Build Your Own LLM: A Complete Guide to Training LLM Models with Hugging Face Transformers

7 min readDec 23, 2024

Image Credits: NicoElNino / Getty Images

Hugging Face’s Transformers training library is a fantastic tool, particularly once you’re well-versed in training metrics. Once you start using it and master it, you’ll find you won’t need any other AI training tools. Now, let’s take a detailed look at the Transformers library, the training resources it utilizes, and its various parameters. Afterward, we’ll train a base LLM model, create our own LLM, and upload it to Hugging Face.

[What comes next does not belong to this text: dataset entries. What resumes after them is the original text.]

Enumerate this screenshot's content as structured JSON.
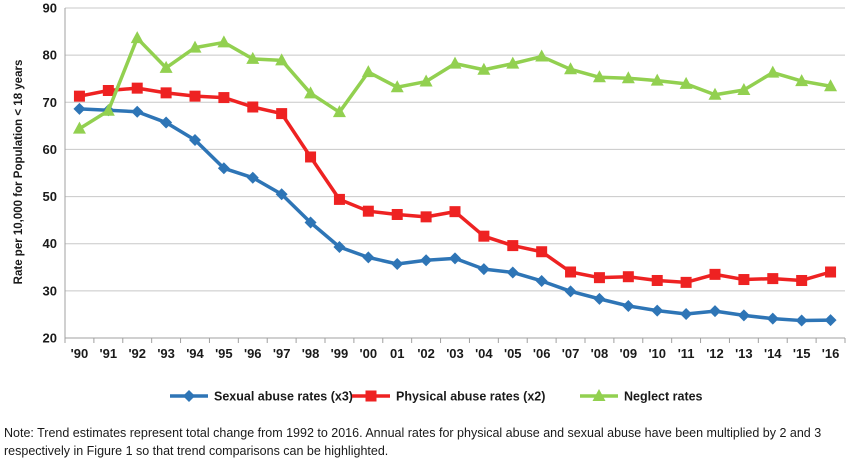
{
  "chart_data": {
    "type": "line",
    "title": "",
    "xlabel": "",
    "ylabel": "Rate per 10,000 for Population < 18 years",
    "ylim": [
      20,
      90
    ],
    "yticks": [
      20,
      30,
      40,
      50,
      60,
      70,
      80,
      90
    ],
    "grid": "horizontal",
    "legend_position": "bottom",
    "categories": [
      "'90",
      "'91",
      "'92",
      "'93",
      "'94",
      "'95",
      "'96",
      "'97",
      "'98",
      "'99",
      "'00",
      "01",
      "'02",
      "'03",
      "'04",
      "'05",
      "'06",
      "'07",
      "'08",
      "'09",
      "'10",
      "'11",
      "'12",
      "'13",
      "'14",
      "'15",
      "'16"
    ],
    "series": [
      {
        "name": "Sexual abuse rates (x3)",
        "color": "#2e75b6",
        "marker": "diamond",
        "values": [
          68.6,
          68.3,
          68,
          65.7,
          62,
          56,
          54,
          50.5,
          44.5,
          39.3,
          37.1,
          35.7,
          36.5,
          36.9,
          34.6,
          33.9,
          32.1,
          29.9,
          28.3,
          26.8,
          25.8,
          25.1,
          25.7,
          24.8,
          24.1,
          23.7,
          23.8
        ]
      },
      {
        "name": "Physical abuse rates (x2)",
        "color": "#ee2222",
        "marker": "square",
        "values": [
          71.3,
          72.5,
          73,
          72,
          71.3,
          71,
          69,
          67.6,
          58.4,
          49.4,
          46.9,
          46.2,
          45.7,
          46.8,
          41.6,
          39.6,
          38.3,
          34,
          32.8,
          33,
          32.2,
          31.8,
          33.5,
          32.4,
          32.6,
          32.2,
          34
        ]
      },
      {
        "name": "Neglect rates",
        "color": "#92d050",
        "marker": "triangle",
        "values": [
          64.4,
          68.2,
          83.6,
          77.3,
          81.6,
          82.7,
          79.2,
          78.9,
          71.9,
          67.9,
          76.4,
          73.2,
          74.4,
          78.2,
          76.9,
          78.2,
          79.7,
          77,
          75.3,
          75.1,
          74.6,
          73.9,
          71.6,
          72.6,
          76.3,
          74.5,
          73.4
        ]
      }
    ]
  },
  "note": "Note: Trend estimates represent total change from 1992 to 2016. Annual rates for physical abuse and sexual abuse have been multiplied by 2 and 3 respectively in Figure 1 so that trend comparisons can be highlighted."
}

While reading this article, you can also experiment with the sample training code I’ve provided. With this code, you can download a model from Hugging Face and train it on a suitable dataset (with Instruction, Input, and Output columns).

import os
from transformers import (
    AutoModelForCausalLM,
    AutoTokenizer,
    Trainer,
    TrainingArguments,
    BitsAndBytesConfig,
    pipeline,
)
from datasets import load_dataset
from peft import LoraConfig, get_peft_model

# Suppress tokenizers parallelism warning
os.environ["TOKENIZERS_PARALLELISM"] = "false"

# 1. Load dataset
dataset = load_dataset("DATASET_NAME")

# 2. Preprocess data
def preprocess_data(batch):
    texts = [f"Instruction: {instruction}\nInput: {input_text}\nOutput: {output_text}" for instruction, input_text, output_text in zip(batch["instruction"], batch["input"], batch["output"])]
    return {"text": texts}
processed_dataset = dataset.map(preprocess_data, batched=True)


model_path = "MODEL_NAME"
tokenizer = AutoTokenizer.from_pretrained(model_path)
if tokenizer.pad_token is None:
    tokenizer.pad_token = tokenizer.eos_token

# 4. Tokenize data and add labels
def tokenize_function(batch):
    tokenized_inputs = tokenizer(batch["text"], truncation=True, padding="max_length", max_length=512)
    tokenized_inputs["labels"] = [
        [(label if label != tokenizer.pad_token_id else -100) for label in input_ids]
        for input_ids in tokenized_inputs["input_ids"]
    ]
    return tokenized_inputs
tokenized_dataset = processed_dataset.map(tokenize_function, batched=True, remove_columns=["instruction", "input", "output"])
train_test_split = tokenized_dataset["train"].train_test_split(test_size=0.2, seed=42)
train_dataset = train_test_split["train"]
eval_dataset = train_test_split["test"]

# 5. Load model with quantization
bnb_config = BitsAndBytesConfig(load_in_8bit=True)
base_model = AutoModelForCausalLM.from_pretrained(
    model_path,
    quantization_config=bnb_config,
    device_map="auto"
)

# Configure PEFT (LoRA)
lora_config = LoraConfig(
    r=16,
    lora_alpha=32,
    target_modules=["q_proj", "v_proj"],
    lora_dropout=0.1,
    bias="none",
    task_type="CAUSAL_LM"
)
peft_model = get_peft_model(base_model, lora_config)
peft_model.print_trainable_parameters()

# 6. Training arguments
training_args = TrainingArguments(
    output_dir="./output_model",
    evaluation_strategy="steps",
    eval_steps=500,
    logging_steps=1000,
    learning_rate=2e-5,
    per_device_train_batch_size=4,  # Increased for better throughput
    gradient_accumulation_steps=4,  # Adjusted for effective batch size
    num_train_epochs=3,
    save_strategy="steps",
    save_steps=500,
    save_total_limit=2,
    fp16=True,
    logging_dir="./logs",
    warmup_steps=500,
    dataloader_num_workers=4,
    max_grad_norm=1.0,
)

# 7. Trainer
trainer = Trainer(
    model=peft_model,
    args=training_args,
    train_dataset=train_dataset,
    eval_dataset=eval_dataset,
)

# 8. Train model
trainer.train()

# 9. Save model and tokenizer
peft_model.save_pretrained("./output_model")
tokenizer.save_pretrained("./output_model")
print("Training completed successfully. Model and tokenizer saved to ‘./output_model’.")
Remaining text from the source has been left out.